New Nebraska Laws for 2018
Nebraska has 116 new laws going into effect in 2018. Here are the first five:
- Breastfeeding Students. Law LB427 will allow students a place to store and express breast milk. Pregnant students will also have policies for handling absences and missed work. This will support teen parents as they get their education.
- Religious Clothing in Classrooms. Law LB62 states that people can wear habits in classrooms. Public school teachers can wear religious clothing like hijabs and habits.
- Telehealth Services. Law LB92 says that health insurance companies need to offer doctors the same reimbursement for telehealth services.
- Access to Party Ballots. Law LB34 will make it easier for third-party political candidates to get on Nebraska’s ballot. The party will appear on the ballot if they have 10,000 eligible voters in Nebraska.

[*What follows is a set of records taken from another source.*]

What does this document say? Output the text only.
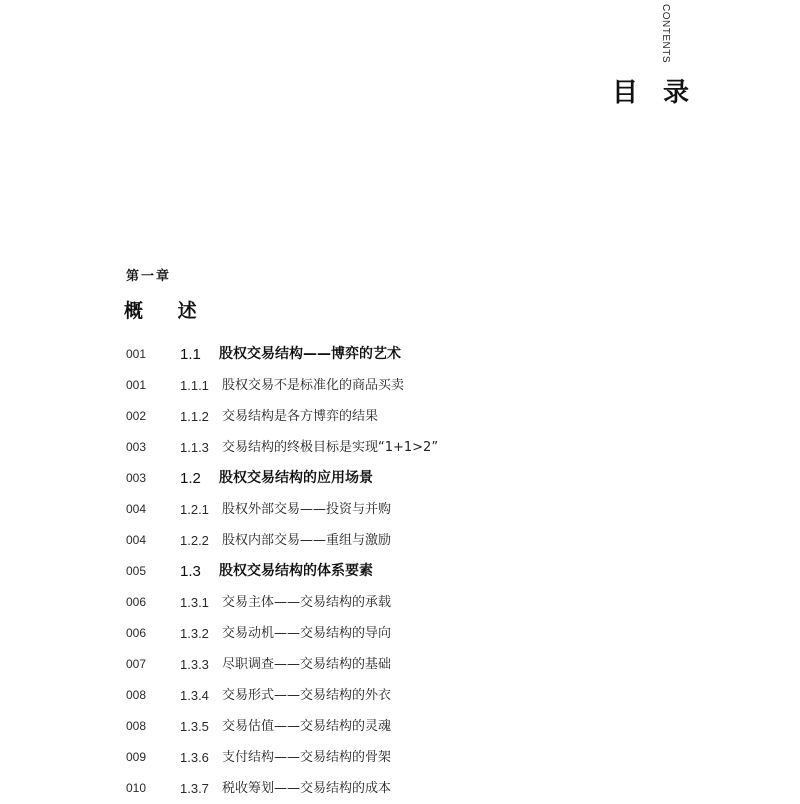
CONTENTS
目 录
第一章
概 述
001 1.1 股权交易结构——博弈的艺术
001	1.1.1 股权交易不是标准化的商品买卖
002	1.1.2 交易结构是各方博弈的结果
003	1.1.3 交易结构的终极目标是实现“1+1>2”
003 1.2 股权交易结构的应用场景
004	1.2.1 股权外部交易——投资与并购
004	1.2.2 股权内部交易——重组与激励
005 1.3 股权交易结构的体系要素
006	1.3.1 交易主体——交易结构的承载
006	1.3.2 交易动机——交易结构的导向
007	1.3.3 尽职调查——交易结构的基础
008	1.3.4 交易形式——交易结构的外衣
008	1.3.5 交易估值——交易结构的灵魂
009	1.3.6 支付结构——交易结构的骨架
010	1.3.7 税收筹划——交易结构的成本
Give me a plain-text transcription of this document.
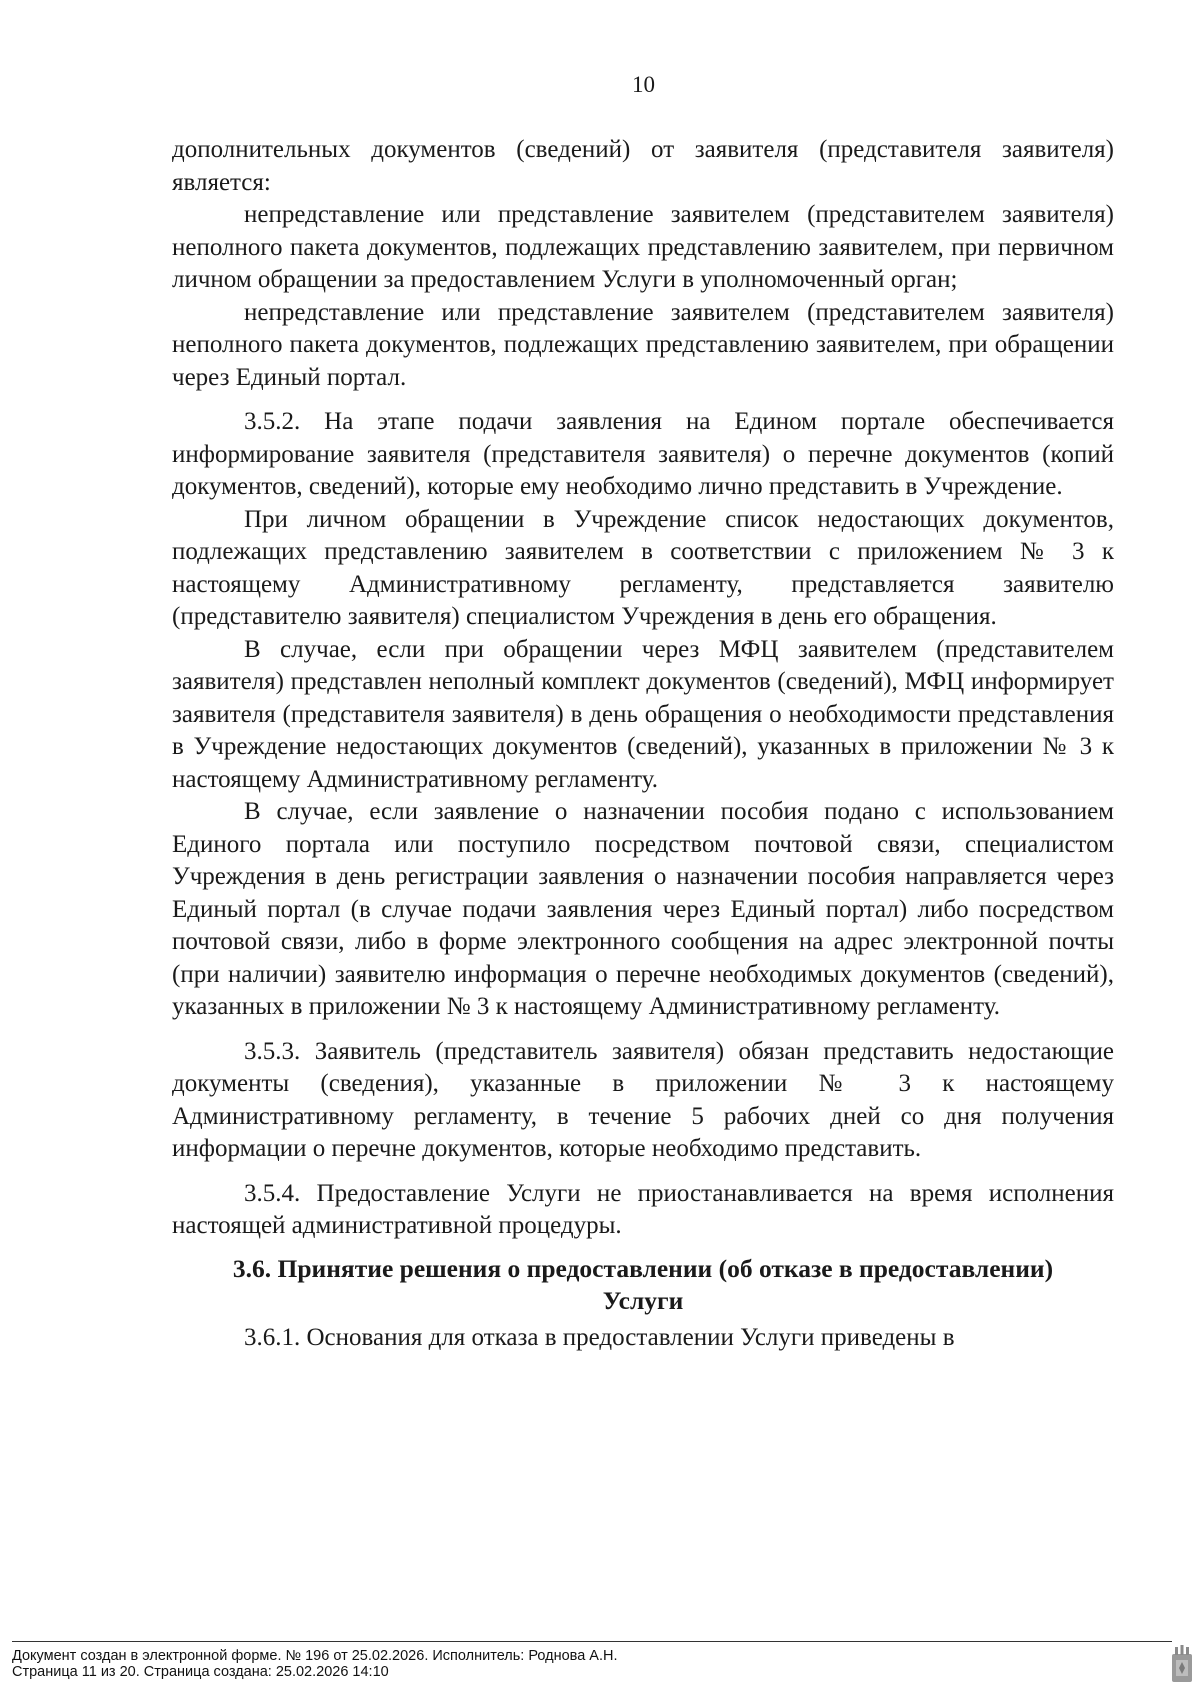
10

дополнительных документов (сведений) от заявителя (представителя заявителя) является:

непредставление или представление заявителем (представителем заявителя) неполного пакета документов, подлежащих представлению заявителем, при первичном личном обращении за предоставлением Услуги в уполномоченный орган;

непредставление или представление заявителем (представителем заявителя) неполного пакета документов, подлежащих представлению заявителем, при обращении через Единый портал.

3.5.2. На этапе подачи заявления на Едином портале обеспечивается информирование заявителя (представителя заявителя) о перечне документов (копий документов, сведений), которые ему необходимо лично представить в Учреждение.

При личном обращении в Учреждение список недостающих документов, подлежащих представлению заявителем в соответствии с приложением № 3 к настоящему Административному регламенту, представляется заявителю (представителю заявителя) специалистом Учреждения в день его обращения.

В случае, если при обращении через МФЦ заявителем (представителем заявителя) представлен неполный комплект документов (сведений), МФЦ информирует заявителя (представителя заявителя) в день обращения о необходимости представления в Учреждение недостающих документов (сведений), указанных в приложении № 3 к настоящему Административному регламенту.

В случае, если заявление о назначении пособия подано с использованием Единого портала или поступило посредством почтовой связи, специалистом Учреждения в день регистрации заявления о назначении пособия направляется через Единый портал (в случае подачи заявления через Единый портал) либо посредством почтовой связи, либо в форме электронного сообщения на адрес электронной почты (при наличии) заявителю информация о перечне необходимых документов (сведений), указанных в приложении № 3 к настоящему Административному регламенту.

3.5.3. Заявитель (представитель заявителя) обязан представить недостающие документы (сведения), указанные в приложении № 3 к настоящему Административному регламенту, в течение 5 рабочих дней со дня получения информации о перечне документов, которые необходимо представить.

3.5.4. Предоставление Услуги не приостанавливается на время исполнения настоящей административной процедуры.

3.6. Принятие решения о предоставлении (об отказе в предоставлении)
Услуги

3.6.1. Основания для отказа в предоставлении Услуги приведены в

Документ создан в электронной форме. № 196 от 25.02.2026. Исполнитель: Роднова А.Н.
Страница 11 из 20. Страница создана: 25.02.2026 14:10
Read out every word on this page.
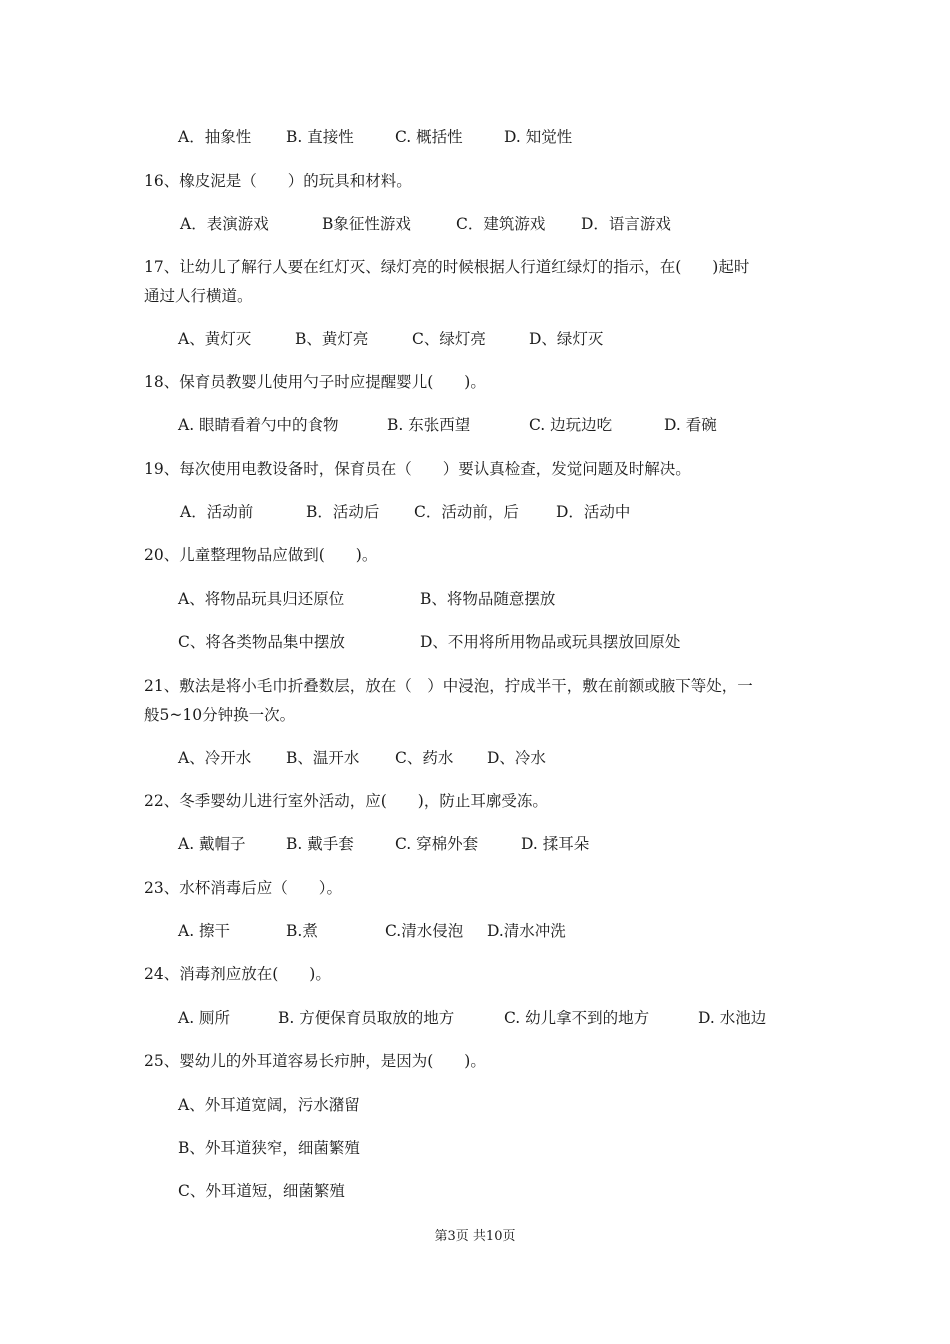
A．抽象性 B. 直接性	C. 概括性	D. 知觉性
16、橡皮泥是（　　）的玩具和材料。
A．表演游戏	B象征性游戏	C．建筑游戏 D．语言游戏
17、让幼儿了解行人要在红灯灭、绿灯亮的时候根据人行道红绿灯的指示，在(　　)起时
通过人行横道。
A、黄灯灭	B、黄灯亮	C、绿灯亮	D、绿灯灭
18、保育员教婴儿使用勺子时应提醒婴儿(　　)。
A. 眼睛看着勺中的食物	B. 东张西望	C. 边玩边吃	D. 看碗
19、每次使用电教设备时，保育员在（　　）要认真检查，发觉问题及时解决。
A．活动前	B．活动后 C．活动前，后 D．活动中
20、儿童整理物品应做到(　　)。
A、将物品玩具归还原位	B、将物品随意摆放
C、将各类物品集中摆放	D、不用将所用物品或玩具摆放回原处
21、敷法是将小毛巾折叠数层，放在（　）中浸泡，拧成半干，敷在前额或腋下等处，一
般5~10分钟换一次。
A、冷开水 B、温开水 C、药水 D、冷水
22、冬季婴幼儿进行室外活动，应(　　)，防止耳廓受冻。
A. 戴帽子	B. 戴手套	C. 穿棉外套	D. 揉耳朵
23、水杯消毒后应（　　）。
A. 擦干	B.煮	C.清水侵泡 D.清水冲洗
24、消毒剂应放在(　　)。
A. 厕所	B. 方便保育员取放的地方	C. 幼儿拿不到的地方	D. 水池边
25、婴幼儿的外耳道容易长疖肿，是因为(　　)。
A、外耳道宽阔，污水潴留
B、外耳道狭窄，细菌繁殖
C、外耳道短，细菌繁殖
第3页 共10页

- Human Trafficking. LB289 states that human traffickers will face harsher penalties. This law applies to sex trafficking and labor trafficking. The Nebraska attorney general’s office and victim advocates backed this law.
Ongoing Nebraska Bills
Keep an eye out for these upcoming bills in 2018. If you find one that affects you or you feel strongly about, you can contact your state representative and voice your opinion.
- Workers’ Compensation Costs. The legislature aims to reduce the costs of workers’ compensation for small-business owners so they can generate jobs for the economy.
- Stopping Increasing Minimum Wage. This bill proposes that the minimum wage shouldn’t be increased because it threatens entry-level jobs.
- Small Business Owner’s Right to Know. Some people want to do away with employers asking potential employees if they’ve ever been convicted of a crime. While this comes from a place of giving those people a second chance, getting rid of the question is harming job-seekers. This legislature wants to keep the conviction information on an application, and suggests that there should be more information for employers about people getting out of prison and their readiness to enter the workforce.
- Sales Tax on Services. There is a large list of services that could possibly get sales tax. This bill would prevent those service items from being taxed, like accounting services, bail bonding series, investment advice, and many more.
- Equal Pay Proposals. This bill will help enforce the Equal Pay Act and make sure that workplace compensation and benefits will not be determined by discrimination of any kind.
When you pay attention to law changes, you’re staying up to date with your rights. You’re a more informed citizen and you know what the law protects for you. The bills also give you opportunities to communicate to your state representative your ideas about the bill and why they should or shouldn’t support it. With more participation from well-informed citizens, better laws will be put in place for all of us.